Au total, 655 corps ont été découverts dans les ruines de Raqa depuis la conquête de la ville. "On en cherche encore. On les repère avec les témoignages d'habitants, l'odeur, les mouches", explique-t-il à l'AFP.

- "Chagrin indescriptible" -

Depuis des jours, Ali Hassan arpente le terrain de football en quête, lui aussi, de la dépouille de son frère.

"Dès qu'ils sortent un corps, on vérifie si c'est lui. On sait quels vêtements il portait, les papiers qu'il aurait eus dans sa poche de pyjama", explique cet homme de 52 ans.

Selon lui, son frère a été tué dans un bombardement de la coalition et enterré sur ce terrain par un voisin qui ne se souvient plus de l'emplacement exact.

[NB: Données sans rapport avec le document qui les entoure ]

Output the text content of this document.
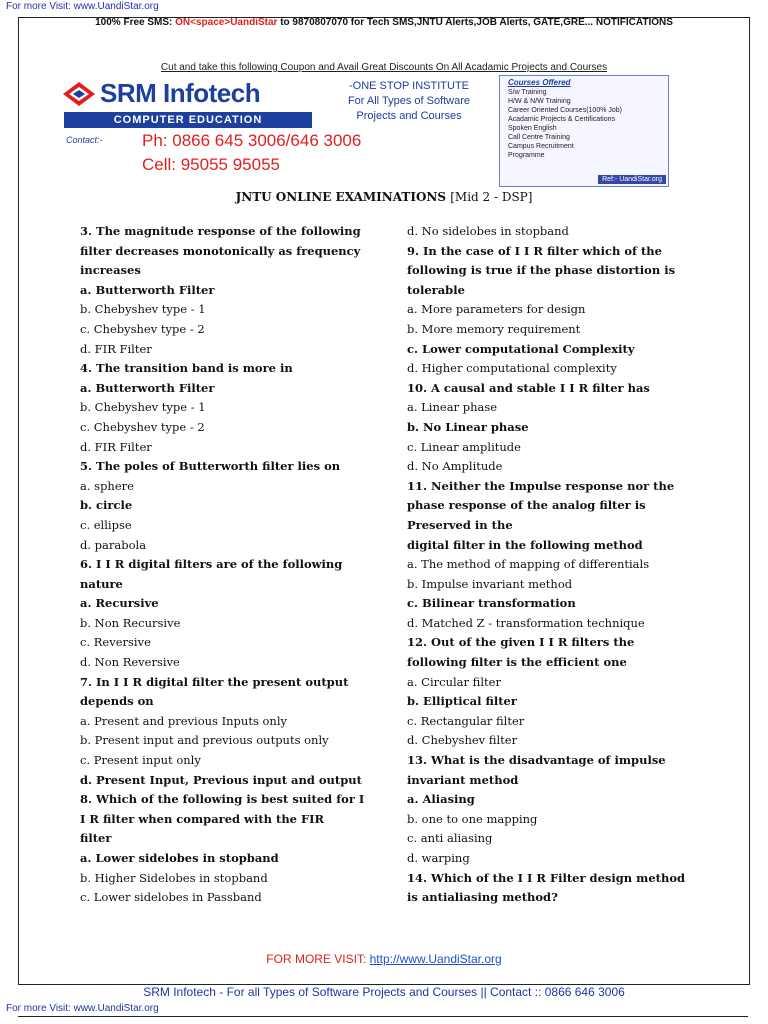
For more Visit: www.UandiStar.org
100% Free SMS: ON<space>UandiStar to 9870807070 for Tech SMS,JNTU Alerts,JOB Alerts, GATE,GRE... NOTIFICATIONS
Cut and take this following Coupon and Avail Great Discounts On All Acadamic Projects and Courses
SRM Infotech
COMPUTER EDUCATION
Contact:- Ph: 0866 645 3006/646 3006
Cell: 95055 95055
-ONE STOP INSTITUTE
For All Types of Software
Projects and Courses
Courses Offered
S/w Training
H/W & N/W Training
Career Oriented Courses(100% Job)
Acadamic Projects & Certifications
Spoken English
Call Centre Training
Campus Recruitment
Programme
Ref:- UandiStar.org
JNTU ONLINE EXAMINATIONS [Mid 2 - DSP]
3. The magnitude response of the following
filter decreases monotonically as frequency
increases
a. Butterworth Filter
b. Chebyshev type - 1
c. Chebyshev type - 2
d. FIR Filter
4. The transition band is more in
a. Butterworth Filter
b. Chebyshev type - 1
c. Chebyshev type - 2
d. FIR Filter
5. The poles of Butterworth filter lies on
a. sphere
b. circle
c. ellipse
d. parabola
6. I I R digital filters are of the following
nature
a. Recursive
b. Non Recursive
c. Reversive
d. Non Reversive
7. In I I R digital filter the present output
depends on
a. Present and previous Inputs only
b. Present input and previous outputs only
c. Present input only
d. Present Input, Previous input and output
8. Which of the following is best suited for I
I R filter when compared with the FIR
filter
a. Lower sidelobes in stopband
b. Higher Sidelobes in stopband
c. Lower sidelobes in Passband
d. No sidelobes in stopband
9. In the case of I I R filter which of the
following is true if the phase distortion is
tolerable
a. More parameters for design
b. More memory requirement
c. Lower computational Complexity
d. Higher computational complexity
10. A causal and stable I I R filter has
a. Linear phase
b. No Linear phase
c. Linear amplitude
d. No Amplitude
11. Neither the Impulse response nor the
phase response of the analog filter is
Preserved in the
digital filter in the following method
a. The method of mapping of differentials
b. Impulse invariant method
c. Bilinear transformation
d. Matched Z - transformation technique
12. Out of the given I I R filters the
following filter is the efficient one
a. Circular filter
b. Elliptical filter
c. Rectangular filter
d. Chebyshev filter
13. What is the disadvantage of impulse
invariant method
a. Aliasing
b. one to one mapping
c. anti aliasing
d. warping
14. Which of the I I R Filter design method
is antialiasing method?
FOR MORE VISIT: http://www.UandiStar.org
SRM Infotech - For all Types of Software Projects and Courses || Contact :: 0866 646 3006
For more Visit: www.UandiStar.org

"C'est tellement douloureux. J'ai perdu mon frère et je n'ai pas pu être présent pour l'enterrer", se lamente-t-il.

Avec les corps ressurgissent les heures noires du règne de l'EI.

Mohamed Abdelhamid se souvient que les jihadistes ramenaient des cadavres de l'hôpital et les mettaient en terre. Un jour, dit-il, il les avait épiés de loin, caché derrière un mur.

"L'EI ne laissait personne enterrer les morts. Ce sont eux qui le faisaient", explique cet avocat de 32 ans.

"Un de mes amis est mort, je l'ai amené à l'hôpital. Ils m'ont interdit de l'enterrer et même d'assister à l'enterrement", raconte-t-il.

"Ils nous ont volé nos droits humains élémentaires", souffle-t-il. "Notre mémoire a été dispersée. C'est un chagrin indescriptible".